Italian yields fall supported by ECB cash

01 Mar, 2012

An additional half trillion euros of three-year European Central Bank funds was added to the financial system on Wednesday, briefly pushing German bund futures to an all-time high of 140.28 as the extra liquidity underpinned core and most peripheral euro zone debt prices.

Appetite for shorter-dated Italian bonds, which were the biggest winners on Wednesday, remained robust with yields on two-year paper falling to 1.89 percent, their lowest since November 2010, due to a high Italian uptake of ECB funds, traders said.

Ten-year yields also fell, dropping below 5 percent - over two percentage points lower than their peak late last year - after Italian banks took 139 billion euros ($185.94 billion) in three-year ECB loans on Wednesday, out of a total of 530 billion euros.

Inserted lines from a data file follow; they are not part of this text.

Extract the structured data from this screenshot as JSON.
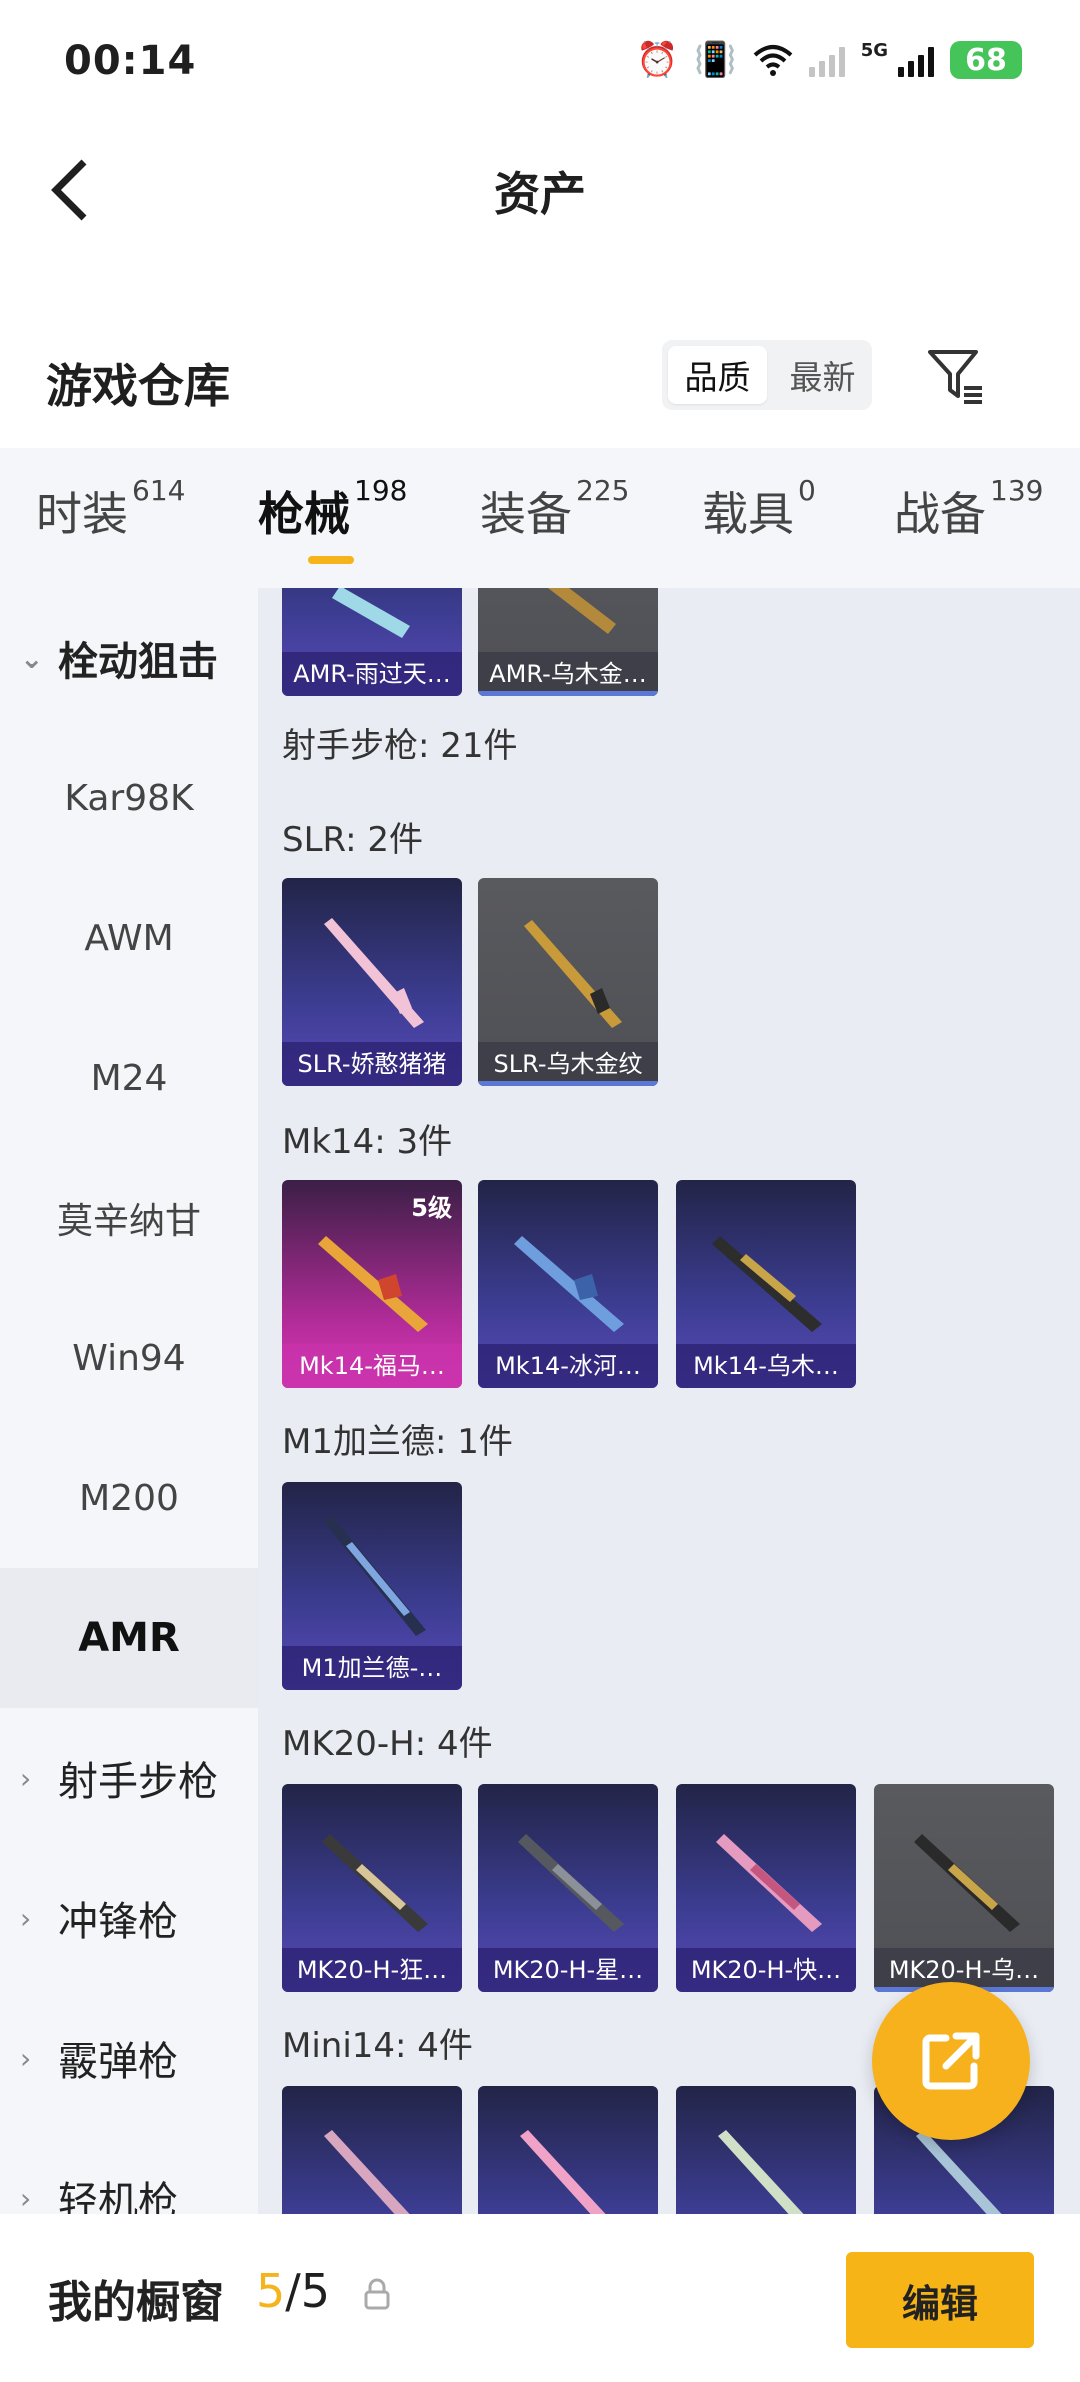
{
  "status_bar": {
    "time": "00:14",
    "network": "5G",
    "battery": "68"
  },
  "header": {
    "title": "资产",
    "back_icon": "back-arrow-icon"
  },
  "warehouse": {
    "title": "游戏仓库",
    "sort_options": [
      "品质",
      "最新"
    ],
    "active_sort": "品质",
    "filter_icon": "filter-icon"
  },
  "tabs": [
    {
      "label": "时装",
      "count": "614"
    },
    {
      "label": "枪械",
      "count": "198"
    },
    {
      "label": "装备",
      "count": "225"
    },
    {
      "label": "载具",
      "count": "0"
    },
    {
      "label": "战备",
      "count": "139"
    }
  ],
  "active_tab": "枪械",
  "sidebar": {
    "groups": [
      {
        "label": "栓动狙击",
        "expanded": true,
        "items": [
          "Kar98K",
          "AWM",
          "M24",
          "莫辛纳甘",
          "Win94",
          "M200",
          "AMR"
        ]
      },
      {
        "label": "射手步枪",
        "expanded": false
      },
      {
        "label": "冲锋枪",
        "expanded": false
      },
      {
        "label": "霰弹枪",
        "expanded": false
      },
      {
        "label": "轻机枪",
        "expanded": false
      }
    ],
    "selected": "AMR"
  },
  "content": {
    "top_partial": [
      "AMR-雨过天…",
      "AMR-乌木金…"
    ],
    "category_header": "射手步枪: 21件",
    "sections": [
      {
        "title": "SLR: 2件",
        "items": [
          "SLR-娇憨猪猪",
          "SLR-乌木金纹"
        ]
      },
      {
        "title": "Mk14: 3件",
        "items": [
          "Mk14-福马…",
          "Mk14-冰河…",
          "Mk14-乌木…"
        ],
        "level_badge": "5级"
      },
      {
        "title": "M1加兰德: 1件",
        "items": [
          "M1加兰德-…"
        ]
      },
      {
        "title": "MK20-H: 4件",
        "items": [
          "MK20-H-狂…",
          "MK20-H-星…",
          "MK20-H-快…",
          "MK20-H-乌…"
        ]
      },
      {
        "title": "Mini14: 4件",
        "items": [
          "",
          "",
          "",
          ""
        ]
      }
    ]
  },
  "fab_icon": "share-external-icon",
  "bottom_bar": {
    "title": "我的橱窗",
    "used": "5",
    "separator": "/",
    "total": "5",
    "lock_icon": "lock-icon",
    "edit_label": "编辑"
  },
  "colors": {
    "accent": "#f5b41c",
    "purple_card": "#3c3d92",
    "grey_card": "#595a5e",
    "pink_card": "#b52c9b"
  }
}
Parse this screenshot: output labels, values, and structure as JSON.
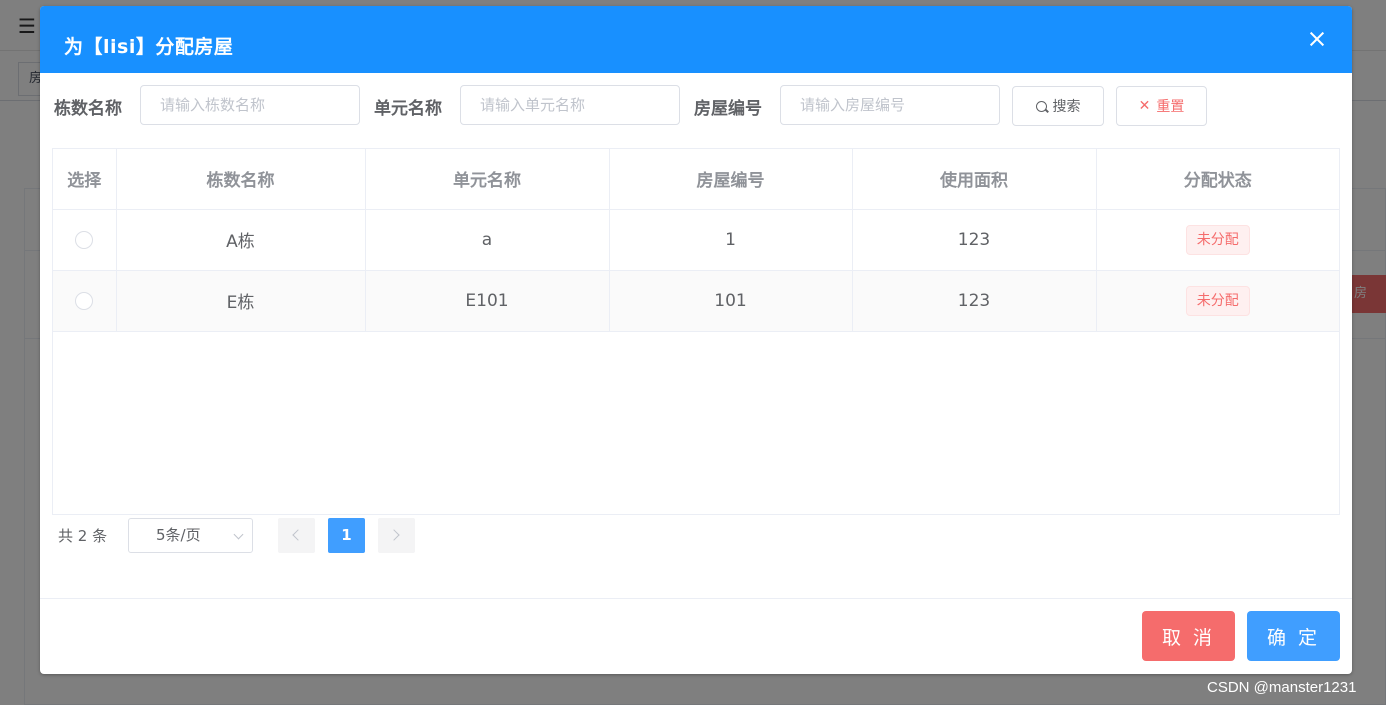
{
  "background": {
    "tab_label": "房",
    "assign_button_label": "房"
  },
  "dialog": {
    "title": "为【lisi】分配房屋"
  },
  "search": {
    "building_label": "栋数名称",
    "building_placeholder": "请输入栋数名称",
    "unit_label": "单元名称",
    "unit_placeholder": "请输入单元名称",
    "house_label": "房屋编号",
    "house_placeholder": "请输入房屋编号",
    "search_button": "搜索",
    "reset_button": "重置"
  },
  "table": {
    "columns": [
      "选择",
      "栋数名称",
      "单元名称",
      "房屋编号",
      "使用面积",
      "分配状态"
    ],
    "rows": [
      {
        "building": "A栋",
        "unit": "a",
        "house_no": "1",
        "area": "123",
        "status": "未分配"
      },
      {
        "building": "E栋",
        "unit": "E101",
        "house_no": "101",
        "area": "123",
        "status": "未分配"
      }
    ]
  },
  "pagination": {
    "total_text": "共 2 条",
    "page_size": "5条/页",
    "current_page": "1"
  },
  "footer": {
    "cancel": "取 消",
    "confirm": "确 定"
  },
  "watermark": "CSDN @manster1231",
  "colors": {
    "header_blue": "#1890ff",
    "primary": "#409eff",
    "danger": "#f56c6c"
  }
}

"The main reason behind the sharp two-year Italian yield fall is that Italian banks were one of the biggest (participants) in the LTRO yesterday so the spread between Italy and Spain on the 2-year (bond yields) inverted -- it's a distortion," a London-based trader said.

Italian two-year bonds had yielded more than the Spanish equivalent since August last year, but dipped below them on Tuesday and were last around 40 basis points lower.

Spanish bond yields also fell, although they underperformed Italian debt, and a 4.5 billion euro sale of shorter-dated bonds s drew healthy demand.

But analysts had doubts whether the rally could continue for much longer given the myriad of problems in the euro zone yet to be addressed.

"We expect further tightening in cross-country spreads in the coming weeks and a "positive" outcome of this week's EU summit might also be supportive," said Annalisa Piazza, market economist at Newedge Strategy in London.

"However, we rule out that the extent of the tightening movement will be massive as fundamentals are not so favourable, with risks of a deep recession still looming on the EMU periphery."

Excess liquidity also benefited French bonds with the spread of 10-year French government bond yields over Bunds narrowing 11 basis points to 106 basis points , also helped by a successful 8 billion euro auction. German Bund futures extended losses as Italian and Spanish bonds rallied to stand 45 ticks lower on the day at 139.44 with 10-year yields rising 4 basis points to 1.86 percent, around the middle of this year's trading range.

The safe-haven debt was set to remain well supported however as the market refocused on economic fundamentals and the Greek bailout process.